Do You Know Your Costs?
How much time do you spend thinking about all the costs associated with running your Amazon businessAmazon Business is Amazon’s wholesale ... More? It can be easy to focus more on the fun stuff, namely the money coming in each month. But understanding all of your costs, beyond just what you’re paying for your inventory, is the key to maximizing your profits and growing your business.
Try this exercise:
Take a few minutes and think about the products in your inventory:
- Do you know exactly how much you paid for each of them?
- Do you know how much it costs to fulfill an order for each of them?
- Do you know the Amazon fees associated with all of your products? What percentage does Amazon charge? How much do you pay for inbound FBA shipping?
- Do you know your return rate?
If you don’t know the answers to these questions, then you can’t really know how much money you’re making. And without knowing your costs you also can’t make informed pricing decisions.
If you set prices without full knowledge of your costs, you’re not selling, you’re gambling.
Costs aren’t Created Equal!
Even if you do know your costs right now, remember that many costs change over time. If you’re not vigilant, changes that affect your bottom line can take place right under your nose.
- Amazon’s fees aren’t static. Earlier this year Amazon introduced new definitions for oversized items, splitting them into several categories, including Small Oversize and Large Oversize. This caused the Amazon fees on millions of items to change.
- Changes to your shipping cost can happen if there’s a new fuel surcharge from UPS. Or if you use Amazon’s discounted shipping, make sure you’re keeping a close eye on your costs. Remember that costs can vary based on which fulfillment center you’re shipping to.
- International mail rates change all the time. Pay attention to what you’re paying to ship overseas and build the costs into your prices!
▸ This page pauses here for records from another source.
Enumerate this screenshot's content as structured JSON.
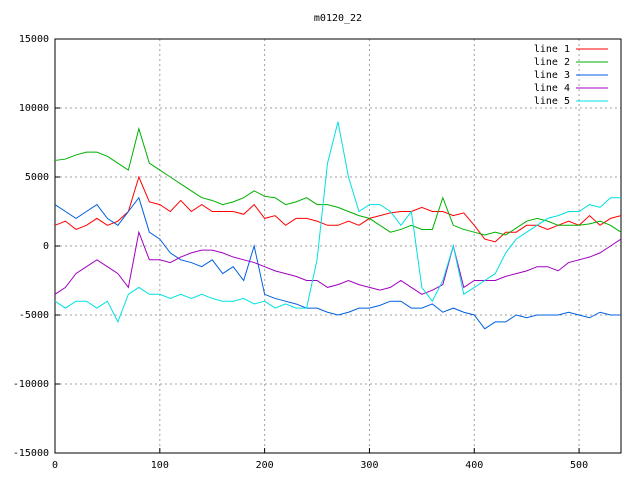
{
  "chart_data": {
    "type": "line",
    "title": "m0120_22",
    "x": [
      0,
      10,
      20,
      30,
      40,
      50,
      60,
      70,
      80,
      90,
      100,
      110,
      120,
      130,
      140,
      150,
      160,
      170,
      180,
      190,
      200,
      210,
      220,
      230,
      240,
      250,
      260,
      270,
      280,
      290,
      300,
      310,
      320,
      330,
      340,
      350,
      360,
      370,
      380,
      390,
      400,
      410,
      420,
      430,
      440,
      450,
      460,
      470,
      480,
      490,
      500,
      510,
      520,
      530,
      540
    ],
    "series": [
      {
        "name": "line 1",
        "color": "#ff0000",
        "values": [
          1500,
          1800,
          1200,
          1500,
          2000,
          1500,
          1800,
          2500,
          5000,
          3200,
          3000,
          2500,
          3300,
          2500,
          3000,
          2500,
          2500,
          2500,
          2300,
          3000,
          2000,
          2200,
          1500,
          2000,
          2000,
          1800,
          1500,
          1500,
          1800,
          1500,
          2000,
          2200,
          2400,
          2500,
          2500,
          2800,
          2500,
          2500,
          2200,
          2400,
          1500,
          500,
          300,
          1000,
          1000,
          1500,
          1500,
          1200,
          1500,
          1800,
          1500,
          2200,
          1500,
          2000,
          2200
        ]
      },
      {
        "name": "line 2",
        "color": "#00b000",
        "values": [
          6200,
          6300,
          6600,
          6800,
          6800,
          6500,
          6000,
          5500,
          8500,
          6000,
          5500,
          5000,
          4500,
          4000,
          3500,
          3300,
          3000,
          3200,
          3500,
          4000,
          3600,
          3500,
          3000,
          3200,
          3500,
          3000,
          3000,
          2800,
          2500,
          2200,
          2000,
          1500,
          1000,
          1200,
          1500,
          1200,
          1200,
          3500,
          1500,
          1200,
          1000,
          800,
          1000,
          800,
          1300,
          1800,
          2000,
          1800,
          1500,
          1500,
          1500,
          1600,
          1800,
          1500,
          1000
        ]
      },
      {
        "name": "line 3",
        "color": "#0060e0",
        "values": [
          3000,
          2500,
          2000,
          2500,
          3000,
          2000,
          1500,
          2500,
          3500,
          1000,
          500,
          -500,
          -1000,
          -1200,
          -1500,
          -1000,
          -2000,
          -1500,
          -2500,
          0,
          -3500,
          -3800,
          -4000,
          -4200,
          -4500,
          -4500,
          -4800,
          -5000,
          -4800,
          -4500,
          -4500,
          -4300,
          -4000,
          -4000,
          -4500,
          -4500,
          -4200,
          -4800,
          -4500,
          -4800,
          -5000,
          -6000,
          -5500,
          -5500,
          -5000,
          -5200,
          -5000,
          -5000,
          -5000,
          -4800,
          -5000,
          -5200,
          -4800,
          -5000,
          -5000
        ]
      },
      {
        "name": "line 4",
        "color": "#a000c0",
        "values": [
          -3500,
          -3000,
          -2000,
          -1500,
          -1000,
          -1500,
          -2000,
          -3000,
          1000,
          -1000,
          -1000,
          -1200,
          -800,
          -500,
          -300,
          -300,
          -500,
          -800,
          -1000,
          -1200,
          -1500,
          -1800,
          -2000,
          -2200,
          -2500,
          -2500,
          -3000,
          -2800,
          -2500,
          -2800,
          -3000,
          -3200,
          -3000,
          -2500,
          -3000,
          -3500,
          -3200,
          -2800,
          0,
          -3000,
          -2500,
          -2500,
          -2500,
          -2200,
          -2000,
          -1800,
          -1500,
          -1500,
          -1800,
          -1200,
          -1000,
          -800,
          -500,
          0,
          500
        ]
      },
      {
        "name": "line 5",
        "color": "#00e0e0",
        "values": [
          -4000,
          -4500,
          -4000,
          -4000,
          -4500,
          -4000,
          -5500,
          -3500,
          -3000,
          -3500,
          -3500,
          -3800,
          -3500,
          -3800,
          -3500,
          -3800,
          -4000,
          -4000,
          -3800,
          -4200,
          -4000,
          -4500,
          -4200,
          -4500,
          -4500,
          -1000,
          6000,
          9000,
          5000,
          2500,
          3000,
          3000,
          2500,
          1500,
          2500,
          -3000,
          -4000,
          -2500,
          0,
          -3500,
          -3000,
          -2500,
          -2000,
          -500,
          500,
          1000,
          1500,
          2000,
          2200,
          2500,
          2500,
          3000,
          2800,
          3500,
          3500
        ]
      }
    ],
    "xlim": [
      0,
      540
    ],
    "ylim": [
      -15000,
      15000
    ],
    "xticks": [
      0,
      100,
      200,
      300,
      400,
      500
    ],
    "yticks": [
      -15000,
      -10000,
      -5000,
      0,
      5000,
      10000,
      15000
    ],
    "grid": true,
    "legend": "top-right"
  }
}
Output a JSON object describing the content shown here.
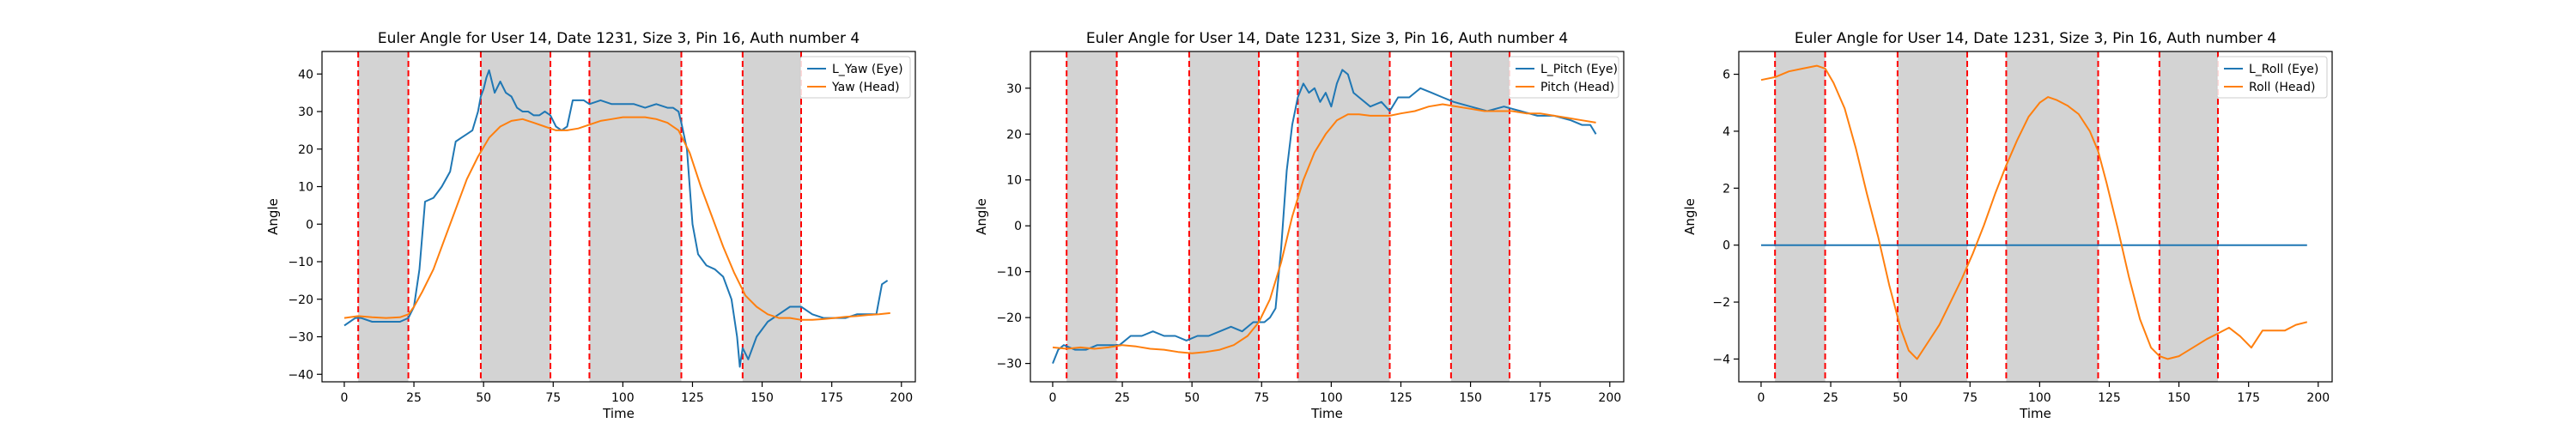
{
  "chart_data": [
    {
      "type": "line",
      "title": "Euler Angle for User 14, Date 1231, Size 3, Pin 16, Auth number 4",
      "xlabel": "Time",
      "ylabel": "Angle",
      "xlim": [
        -8,
        205
      ],
      "ylim": [
        -42,
        46
      ],
      "xticks": [
        0,
        25,
        50,
        75,
        100,
        125,
        150,
        175,
        200
      ],
      "yticks": [
        -40,
        -30,
        -20,
        -10,
        0,
        10,
        20,
        30,
        40
      ],
      "legend_position": "top-right",
      "shaded_intervals": [
        [
          5,
          23
        ],
        [
          49,
          74
        ],
        [
          88,
          121
        ],
        [
          143,
          164
        ]
      ],
      "series": [
        {
          "name": "L_Yaw (Eye)",
          "color": "#1f77b4",
          "x": [
            0,
            2,
            4,
            6,
            10,
            15,
            20,
            23,
            25,
            27,
            29,
            32,
            35,
            38,
            40,
            42,
            44,
            46,
            48,
            49,
            50,
            51,
            52,
            54,
            56,
            58,
            60,
            62,
            64,
            66,
            68,
            70,
            72,
            74,
            76,
            78,
            80,
            82,
            84,
            86,
            88,
            92,
            96,
            100,
            104,
            108,
            112,
            116,
            118,
            120,
            121,
            123,
            125,
            127,
            130,
            133,
            136,
            139,
            141,
            142,
            143,
            145,
            148,
            152,
            156,
            160,
            164,
            168,
            172,
            176,
            180,
            184,
            188,
            191,
            193,
            195
          ],
          "values": [
            -27,
            -26,
            -25,
            -25,
            -26,
            -26,
            -26,
            -25,
            -22,
            -12,
            6,
            7,
            10,
            14,
            22,
            23,
            24,
            25,
            30,
            34,
            36,
            39,
            41,
            35,
            38,
            35,
            34,
            31,
            30,
            30,
            29,
            29,
            30,
            29,
            26,
            25,
            26,
            33,
            33,
            33,
            32,
            33,
            32,
            32,
            32,
            31,
            32,
            31,
            31,
            30,
            27,
            20,
            0,
            -8,
            -11,
            -12,
            -14,
            -20,
            -30,
            -38,
            -33,
            -36,
            -30,
            -26,
            -24,
            -22,
            -22,
            -24,
            -25,
            -25,
            -25,
            -24,
            -24,
            -24,
            -16,
            -15
          ]
        },
        {
          "name": "Yaw (Head)",
          "color": "#ff7f0e",
          "x": [
            0,
            5,
            10,
            15,
            20,
            23,
            25,
            28,
            32,
            36,
            40,
            44,
            48,
            52,
            56,
            60,
            64,
            68,
            72,
            76,
            80,
            84,
            88,
            92,
            96,
            100,
            104,
            108,
            112,
            116,
            120,
            124,
            128,
            132,
            136,
            140,
            144,
            148,
            152,
            156,
            160,
            164,
            168,
            172,
            176,
            180,
            184,
            188,
            192,
            196
          ],
          "values": [
            -25,
            -24.5,
            -24.8,
            -25,
            -24.8,
            -24,
            -22,
            -18,
            -12,
            -4,
            4,
            12,
            18,
            23,
            26,
            27.5,
            28,
            27,
            26,
            25,
            25,
            25.5,
            26.5,
            27.5,
            28,
            28.5,
            28.5,
            28.5,
            28,
            27,
            25,
            19,
            10,
            2,
            -6,
            -13,
            -19,
            -22,
            -24,
            -25,
            -25,
            -25.5,
            -25.5,
            -25.3,
            -25,
            -24.7,
            -24.5,
            -24.2,
            -24,
            -23.7
          ]
        }
      ]
    },
    {
      "type": "line",
      "title": "Euler Angle for User 14, Date 1231, Size 3, Pin 16, Auth number 4",
      "xlabel": "Time",
      "ylabel": "Angle",
      "xlim": [
        -8,
        205
      ],
      "ylim": [
        -34,
        38
      ],
      "xticks": [
        0,
        25,
        50,
        75,
        100,
        125,
        150,
        175,
        200
      ],
      "yticks": [
        -30,
        -20,
        -10,
        0,
        10,
        20,
        30
      ],
      "legend_position": "top-right",
      "shaded_intervals": [
        [
          5,
          23
        ],
        [
          49,
          74
        ],
        [
          88,
          121
        ],
        [
          143,
          164
        ]
      ],
      "series": [
        {
          "name": "L_Pitch (Eye)",
          "color": "#1f77b4",
          "x": [
            0,
            2,
            4,
            8,
            12,
            16,
            20,
            24,
            28,
            32,
            36,
            40,
            44,
            48,
            52,
            56,
            60,
            64,
            68,
            72,
            74,
            76,
            78,
            80,
            82,
            84,
            86,
            88,
            90,
            92,
            94,
            96,
            98,
            100,
            102,
            104,
            106,
            108,
            110,
            114,
            118,
            121,
            124,
            128,
            132,
            136,
            140,
            144,
            150,
            156,
            162,
            168,
            174,
            180,
            186,
            190,
            193,
            195
          ],
          "values": [
            -30,
            -27,
            -26,
            -27,
            -27,
            -26,
            -26,
            -26,
            -24,
            -24,
            -23,
            -24,
            -24,
            -25,
            -24,
            -24,
            -23,
            -22,
            -23,
            -21,
            -21,
            -21,
            -20,
            -18,
            -5,
            12,
            22,
            28,
            31,
            29,
            30,
            27,
            29,
            26,
            31,
            34,
            33,
            29,
            28,
            26,
            27,
            25,
            28,
            28,
            30,
            29,
            28,
            27,
            26,
            25,
            26,
            25,
            24,
            24,
            23,
            22,
            22,
            20
          ]
        },
        {
          "name": "Pitch (Head)",
          "color": "#ff7f0e",
          "x": [
            0,
            5,
            10,
            15,
            20,
            25,
            30,
            35,
            40,
            45,
            50,
            55,
            60,
            65,
            70,
            74,
            78,
            82,
            86,
            90,
            94,
            98,
            102,
            106,
            110,
            114,
            118,
            121,
            125,
            130,
            135,
            140,
            145,
            150,
            155,
            160,
            165,
            170,
            175,
            180,
            185,
            190,
            195
          ],
          "values": [
            -26.5,
            -26.8,
            -26.5,
            -26.8,
            -26.5,
            -26,
            -26.3,
            -26.8,
            -27,
            -27.5,
            -27.8,
            -27.5,
            -27,
            -26,
            -24,
            -21,
            -16,
            -8,
            2,
            10,
            16,
            20,
            23,
            24.3,
            24.3,
            24,
            24,
            24,
            24.5,
            25,
            26,
            26.5,
            26,
            25.5,
            25,
            25,
            25,
            24.5,
            24.5,
            24,
            23.5,
            23,
            22.5
          ]
        }
      ]
    },
    {
      "type": "line",
      "title": "Euler Angle for User 14, Date 1231, Size 3, Pin 16, Auth number 4",
      "xlabel": "Time",
      "ylabel": "Angle",
      "xlim": [
        -8,
        205
      ],
      "ylim": [
        -4.8,
        6.8
      ],
      "xticks": [
        0,
        25,
        50,
        75,
        100,
        125,
        150,
        175,
        200
      ],
      "yticks": [
        -4,
        -2,
        0,
        2,
        4,
        6
      ],
      "legend_position": "top-right",
      "shaded_intervals": [
        [
          5,
          23
        ],
        [
          49,
          74
        ],
        [
          88,
          121
        ],
        [
          143,
          164
        ]
      ],
      "series": [
        {
          "name": "L_Roll (Eye)",
          "color": "#1f77b4",
          "x": [
            0,
            196
          ],
          "values": [
            0,
            0
          ]
        },
        {
          "name": "Roll (Head)",
          "color": "#ff7f0e",
          "x": [
            0,
            5,
            10,
            15,
            20,
            23,
            26,
            30,
            34,
            38,
            42,
            46,
            50,
            53,
            56,
            60,
            64,
            68,
            72,
            76,
            80,
            84,
            88,
            92,
            96,
            100,
            103,
            106,
            110,
            114,
            118,
            121,
            124,
            128,
            132,
            136,
            140,
            143,
            146,
            150,
            155,
            160,
            164,
            168,
            172,
            176,
            180,
            184,
            188,
            192,
            196
          ],
          "values": [
            5.8,
            5.9,
            6.1,
            6.2,
            6.3,
            6.2,
            5.7,
            4.8,
            3.4,
            1.8,
            0.3,
            -1.4,
            -2.9,
            -3.7,
            -4.0,
            -3.4,
            -2.8,
            -2.0,
            -1.2,
            -0.3,
            0.7,
            1.8,
            2.8,
            3.7,
            4.5,
            5.0,
            5.2,
            5.1,
            4.9,
            4.6,
            4.0,
            3.3,
            2.2,
            0.6,
            -1.1,
            -2.6,
            -3.6,
            -3.9,
            -4.0,
            -3.9,
            -3.6,
            -3.3,
            -3.1,
            -2.9,
            -3.2,
            -3.6,
            -3.0,
            -3.0,
            -3.0,
            -2.8,
            -2.7
          ]
        }
      ]
    }
  ]
}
Otherwise you could end up losing money on what could otherwise be a very profitable sale.
What Can You Do?
If you haven’t already, develop an accounting system that works for you. Whether it’s software like Quickbooks or a simple spreadsheet, you need to be able to track your inventory and all the associated costs and income.
Once you have a system in place, use it to your advantage!
As you recognize that costs are changing or that an item isn’t as profitable as you thought it was, take action. That might mean raising your prices, looking for ways to cut costs or even liquidating inventory before you take too big of a loss.